Voleva essere un’investitura, non servì a nulla. Il direttore si era portato i suoi, l’idea di farmi non dico caporedattore ma almeno caposervizio non l’aveva sfiorato nemmeno di striscio. Non si fidava di uno come me, senza padroni, troppo comunista forse. Persino l’editore ci aveva voluto bagnare il pane: “Alessà, dimmi una cosa — mi aveva detto un pomeriggio incrociandomi davanti alla sua stanza — Ma perché tu, che sei un numero 10 del giornalismo, alla fine te la prendi sempre in quel posto? Sei un numero 10, ma ci sarà un motivo se tutti i direttori ti mettono in panchina. Ci hai mai pensato?”.
“E certo, Pierino. Sono uno che rompe i coglioni, mica è una novità”.
Pierino stava provando a farmi il trappolone, come sempre. In sostanza, mi offriva una promozione – fare il caposervizio di Cosenza – ma in cambio avrei dovuto fornirgli una lista di colleghi da cacciare via. Per risparmiare, ovviamente.
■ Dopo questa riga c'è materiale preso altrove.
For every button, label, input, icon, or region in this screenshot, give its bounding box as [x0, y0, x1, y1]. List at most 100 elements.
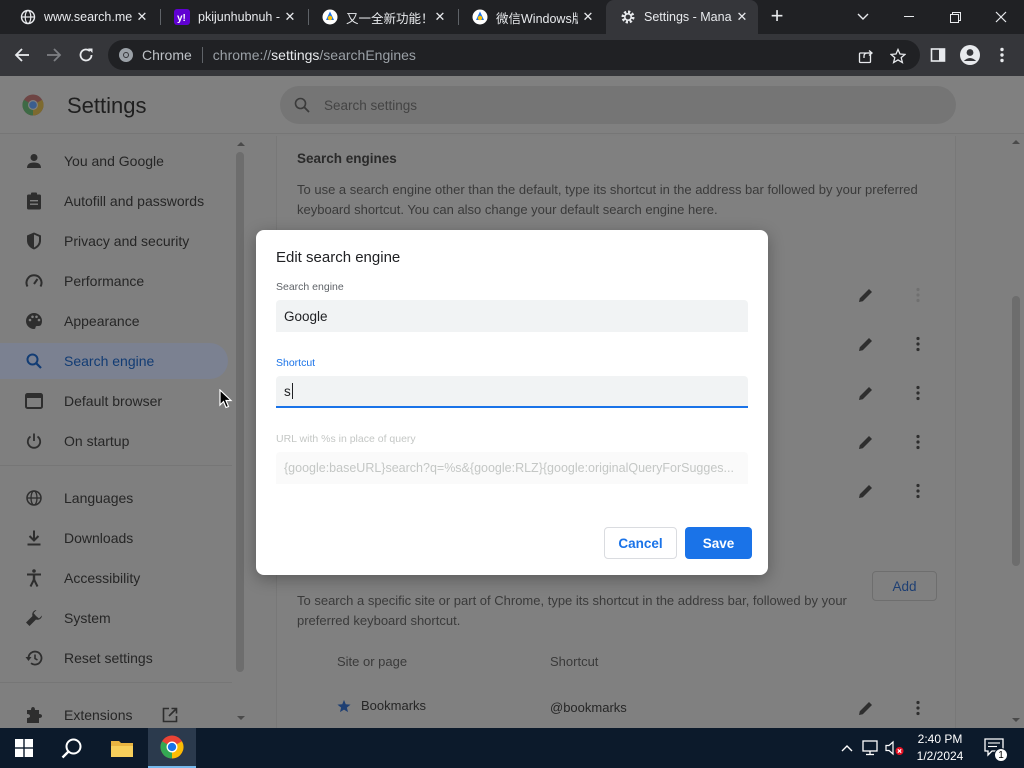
network-icon — [862, 740, 878, 756]
windows-logo-icon — [15, 739, 33, 757]
more-vert-icon — [916, 700, 920, 716]
edit-button[interactable] — [854, 479, 878, 503]
cancel-button[interactable]: Cancel — [604, 527, 677, 559]
chrome-icon — [160, 735, 184, 759]
wrench-icon — [24, 608, 44, 628]
scroll-up-icon — [1012, 140, 1020, 144]
profile-button[interactable] — [956, 41, 984, 69]
sidebar-item-label: Downloads — [64, 530, 134, 546]
share-button[interactable] — [856, 46, 876, 66]
pencil-icon — [859, 338, 872, 351]
more-actions-button[interactable] — [906, 479, 930, 503]
taskbar-clock[interactable]: 2:40 PM 1/2/2024 — [908, 731, 972, 765]
bookmark-button[interactable] — [888, 46, 908, 66]
globe-icon — [20, 9, 36, 25]
scrollbar-thumb[interactable] — [236, 152, 244, 672]
menu-button[interactable] — [988, 41, 1016, 69]
sidebar-item-downloads[interactable]: Downloads — [0, 520, 228, 556]
more-actions-button[interactable] — [906, 696, 930, 720]
notification-badge: 1 — [994, 748, 1008, 762]
more-actions-button[interactable] — [906, 283, 930, 307]
close-icon[interactable]: ✕ — [430, 7, 450, 27]
new-tab-button[interactable]: + — [764, 5, 790, 29]
start-button[interactable] — [0, 728, 48, 768]
network-button[interactable] — [860, 728, 882, 768]
add-site-search-button[interactable]: Add — [872, 571, 937, 601]
sidebar-divider — [0, 682, 232, 683]
edit-button[interactable] — [854, 696, 878, 720]
tab-title: 微信Windows版 — [496, 11, 578, 26]
sidebar-item-label: Privacy and security — [64, 233, 190, 249]
tab-settings[interactable]: Settings - Mana ✕ — [606, 0, 758, 34]
action-center-button[interactable]: 1 — [980, 728, 1010, 768]
search-engine-field[interactable]: Google — [276, 300, 748, 332]
clock-time: 2:40 PM — [917, 732, 963, 746]
taskbar-search-button[interactable] — [48, 728, 96, 768]
reload-button[interactable] — [72, 41, 100, 69]
sidebar-item-privacy[interactable]: Privacy and security — [0, 223, 228, 259]
address-bar[interactable]: Chrome chrome://settings/searchEngines — [108, 40, 920, 70]
sidebar-item-label: Languages — [64, 490, 134, 506]
page-scrollbar[interactable] — [1008, 136, 1024, 728]
restore-button[interactable] — [932, 0, 978, 34]
side-panel-button[interactable] — [924, 41, 952, 69]
edit-button[interactable] — [854, 332, 878, 356]
sidebar-item-on-startup[interactable]: On startup — [0, 423, 228, 459]
sidebar-item-appearance[interactable]: Appearance — [0, 303, 228, 339]
close-window-button[interactable] — [978, 0, 1024, 34]
column-header-site: Site or page — [337, 654, 408, 669]
sidebar-item-extensions[interactable]: Extensions — [0, 697, 228, 728]
site-chip[interactable]: Chrome — [118, 47, 192, 63]
tab-search-button[interactable] — [840, 0, 886, 34]
minimize-button[interactable] — [886, 0, 932, 34]
scrollbar-thumb[interactable] — [1012, 296, 1020, 566]
save-button[interactable]: Save — [685, 527, 752, 559]
sidebar-item-accessibility[interactable]: Accessibility — [0, 560, 228, 596]
tab-title: pkijunhubnuh - — [198, 10, 280, 24]
sidebar-item-performance[interactable]: Performance — [0, 263, 228, 299]
gear-icon — [620, 9, 636, 25]
tab-new-feature[interactable]: 又一全新功能！ ✕ — [308, 0, 456, 34]
page-title: Settings — [67, 93, 147, 118]
close-icon[interactable]: ✕ — [280, 7, 300, 27]
more-vert-icon — [916, 434, 920, 450]
close-icon[interactable]: ✕ — [732, 7, 752, 27]
file-explorer-button[interactable] — [98, 728, 146, 768]
edit-button[interactable] — [854, 381, 878, 405]
volume-button[interactable] — [884, 728, 906, 768]
more-actions-button[interactable] — [906, 430, 930, 454]
tab-yahoo[interactable]: y! pkijunhubnuh - ✕ — [160, 0, 306, 34]
close-icon[interactable]: ✕ — [578, 7, 598, 27]
sidebar-scrollbar[interactable] — [234, 142, 246, 728]
chrome-logo-icon — [22, 94, 44, 116]
more-actions-button[interactable] — [906, 332, 930, 356]
sidebar-item-reset[interactable]: Reset settings — [0, 640, 228, 676]
edit-button[interactable] — [854, 283, 878, 307]
edit-button[interactable] — [854, 430, 878, 454]
sidebar-item-you-and-google[interactable]: You and Google — [0, 143, 228, 179]
search-settings-input[interactable]: Search settings — [280, 86, 956, 124]
tab-wechat[interactable]: 微信Windows版 ✕ — [458, 0, 604, 34]
column-header-shortcut: Shortcut — [550, 654, 599, 669]
chrome-taskbar-button[interactable] — [148, 728, 196, 768]
pencil-icon — [859, 387, 872, 400]
sidebar-item-languages[interactable]: Languages — [0, 480, 228, 516]
back-button[interactable] — [8, 41, 36, 69]
tab-strip: www.search.me ✕ y! pkijunhubnuh - ✕ 又一全新… — [0, 0, 1024, 34]
close-icon[interactable]: ✕ — [132, 7, 152, 27]
sidebar-item-system[interactable]: System — [0, 600, 228, 636]
more-actions-button[interactable] — [906, 381, 930, 405]
sidebar-item-default-browser[interactable]: Default browser — [0, 383, 228, 419]
sidebar-item-search-engine[interactable]: Search engine — [0, 343, 228, 379]
close-icon — [995, 11, 1007, 23]
download-icon — [24, 528, 44, 548]
app-icon — [322, 9, 338, 25]
forward-button[interactable] — [40, 41, 68, 69]
pencil-icon — [859, 702, 872, 715]
tab-search-me[interactable]: www.search.me ✕ — [6, 0, 158, 34]
sidebar-item-label: Performance — [64, 273, 145, 289]
sidebar-item-autofill[interactable]: Autofill and passwords — [0, 183, 228, 219]
shortcut-field[interactable]: s — [276, 376, 748, 408]
show-hidden-icons-button[interactable] — [838, 728, 856, 768]
search-icon — [61, 738, 82, 759]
Cioè, aveva chiesto a me di fare una lista di colleghi da mandare via. Gente che per tre mesi di fila non aveva preso un giorno libero e si era massacrata la vita solo per tenere in piedi il suo giornale.
L’avevo mandato a quel paese, e anzi ero riuscito a contenermi. Certo, mi ero giocato la promozione. Ma non era tanto quello il problema. Per la prima volta mi ero sentito estraneo in casa mia. Il giornale che avevo fondato e che avevo difeso lavorando dalla mattina alla sera, non mi apparteneva più. Come quando la tua donna ti lascia. Anzi, peggio.